O governador do Banco de Cabo Verde (BCV), João Serra, desencorajou o país de aderir à moeda única da Comunidade Económica dos Estados da África Ocidental (CEDEAO) face aos benefícios que o arquipélago já retira do regime de paridade fixa do escudo cabo-verdiano com o euro, em vigor há 20 anos, noticia a PANA.

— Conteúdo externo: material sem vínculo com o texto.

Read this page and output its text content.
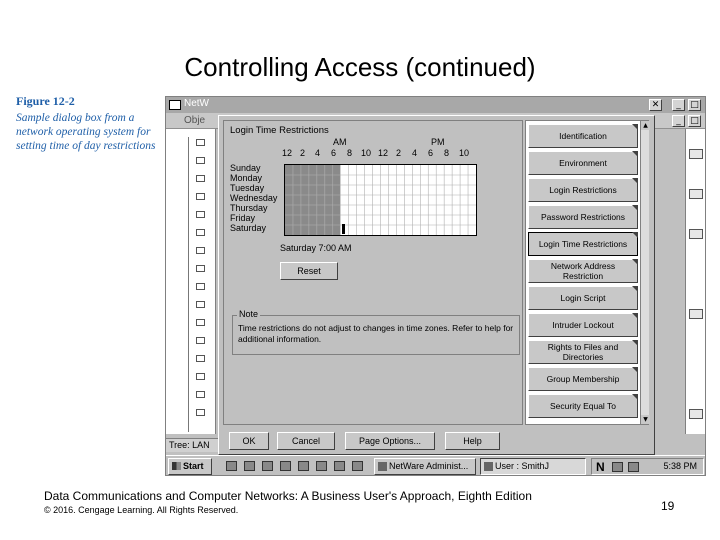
Controlling Access (continued)
Figure 12-2
Sample dialog box from a network operating system for setting time of day restrictions
NetW	✕	_	□
Obje	_	□
Tree: LAN
Login Time Restrictions
AM	PM
12 2 4 6 8 10 12 2 4 6 8 10
Sunday
Monday
Tuesday
Wednesday
Thursday
Friday
Saturday
Saturday 7:00 AM
Reset
Note
Time restrictions do not adjust to changes in time zones. Refer to help for additional information.
Identification
Environment
Login Restrictions
Password Restrictions
Login Time Restrictions
Network Address Restriction
Login Script
Intruder Lockout
Rights to Files and Directories
Group Membership
Security Equal To
▲
▼
OK	Cancel	Page Options...	Help
Start	NetWare Administ...	User : SmithJ	N	5:38 PM
Data Communications and Computer Networks: A Business User's Approach, Eighth Edition
© 2016. Cengage Learning. All Rights Reserved.	19
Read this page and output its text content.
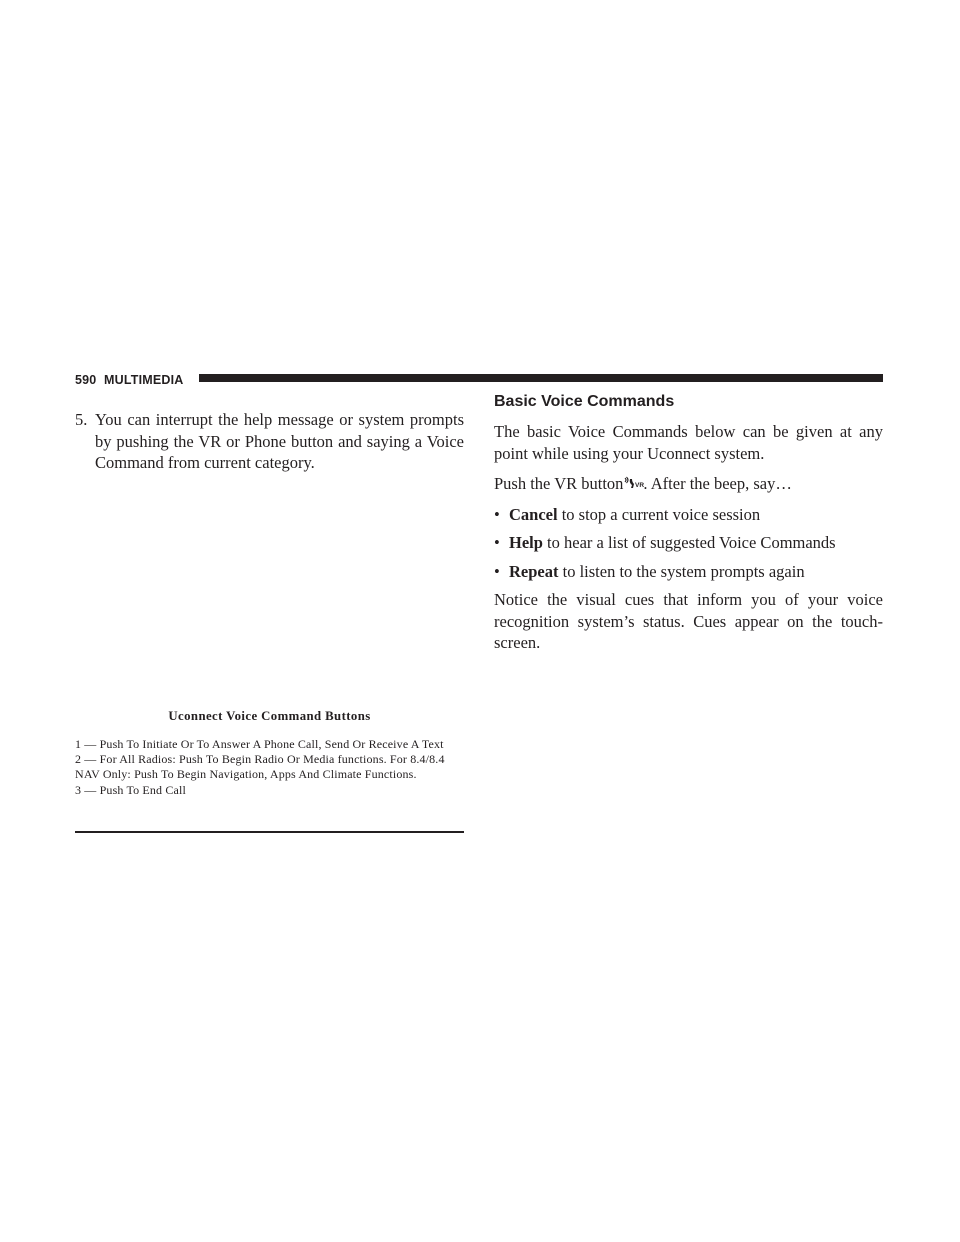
590 MULTIMEDIA
5. You can interrupt the help message or system prompts by pushing the VR or Phone button and saying a Voice Command from current category.
Uconnect Voice Command Buttons
1 — Push To Initiate Or To Answer A Phone Call, Send Or Receive A Text
2 — For All Radios: Push To Begin Radio Or Media functions. For 8.4/8.4 NAV Only: Push To Begin Navigation, Apps And Climate Functions.
3 — Push To End Call
Basic Voice Commands

The basic Voice Commands below can be given at any point while using your Uconnect system.

Push the VR button VR
. After the beep, say…

• Cancel to stop a current voice session
• Help to hear a list of suggested Voice Commands
• Repeat to listen to the system prompts again

Notice the visual cues that inform you of your voice recognition system’s status. Cues appear on the touch-screen.
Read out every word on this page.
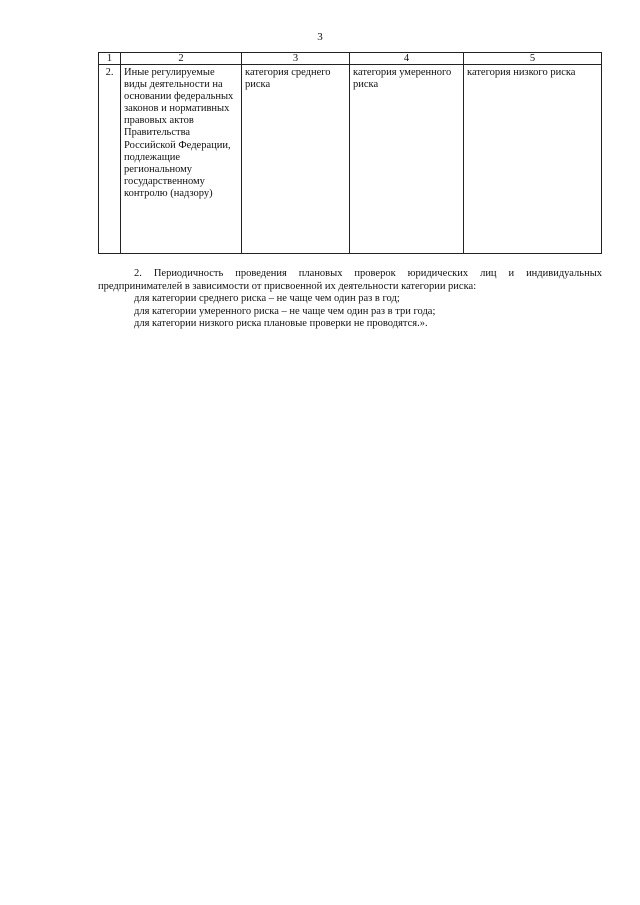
3
1	2	3	4	5
2.	Иные регулируемые виды деятельности на основании федеральных законов и нормативных правовых актов Правительства Российской Федерации, подлежащие региональному государственному контролю (надзору)	категория среднего риска	категория умеренного риска	категория низкого риска

2. Периодичность проведения плановых проверок юридических лиц и индивидуальных предпринимателей в зависимости от присвоенной их деятельности категории риска:

для категории среднего риска – не чаще чем один раз в год;

для категории умеренного риска – не чаще чем один раз в три года;

для категории низкого риска плановые проверки не проводятся.».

João Serra falava aos jornalistas na passada sexta-feira, na Cidade da Praia, depois da abertura da Conferência Internacional comemorativa dos 20 anos da assinatura do Acordo de Cooperação Cambial entre Portugal e Cabo Verde, tendo salientado que o arquipélago “não tem vantagem em alterar o seu regime cambial”.
“Eu acho que tendo Cabo Verde uma moeda credível, que cumpre com as funções fundamentais de uma moeda, reserva de valor, meio de troca, que inspira confiança e permitiu ao país dar o salto que deu, não precisa alterar o seu regime cambial”, precisou.
Argumentou ainda que, tendo em conta as características da economia cabo-verdiana, virada quase que exclusivamente para a Europa, o país não terá também vantagem com a sua adesão à moeda única oeste-africana.
Recordou que “90 por cento dos investimentos externos vem da Europa pelo que Cabo Verde não tem vantagens, pelo menos a curto e médio prazo, em alterar o seu regime cambial, ou seja o peg fixo do escudo face ao euro”, explicou.
Esclareceu também que a “eurorização” da moeda cabo-verdiana, isto é, a substituição do escudo cabo-verdiano pelo euro, é também uma questão
que não está sobre a mesa.
Indicou que, com a aprovação da Lei da Liberalização de movimentos de capitais, a dupla circulação informal deixou de ser um ilícito contraordenacional.

Cooperação cambial
Por sua vez, o primeiro-ministro cabo-verdiano, Ulisses Correia e Silva, considera que o Acordo de Cooperação Cambial e a paridade fixa do escudo com o euro “são exemplos de uma âncora que reforçou a credibilidade e a confiança na economia cabo-verdiana”.
O chefe do Governo referiu que tal acordo ajudou também a reforçar a estabilidade macroeconómica do país.
Segundo ele, Cabo Verde pretende atingir, de uma forma ambiciosa, “a quase integração económica” com a União Europeia (UE).
De acordo ainda com ele, esta “quase integração” perspectiva também a cooperação científica e tecnológica e a qualificação de recursos humanos, a gestão de ricos ambientais e de choques externos, cooperação para a paz e segurança e o reforço das relações com a Organização para a Cooperação e Desenvolvimento Económico (OCDE).
“O posicionamento do país como uma plataforma de circulação económica no Atlântico Médio só é viável se interligar os mercados africano, europeu, asiático e americano e aproveitando a sua localização e a estabilidade e as vantagens políticas e económicas da CEDEAO”, lembrou.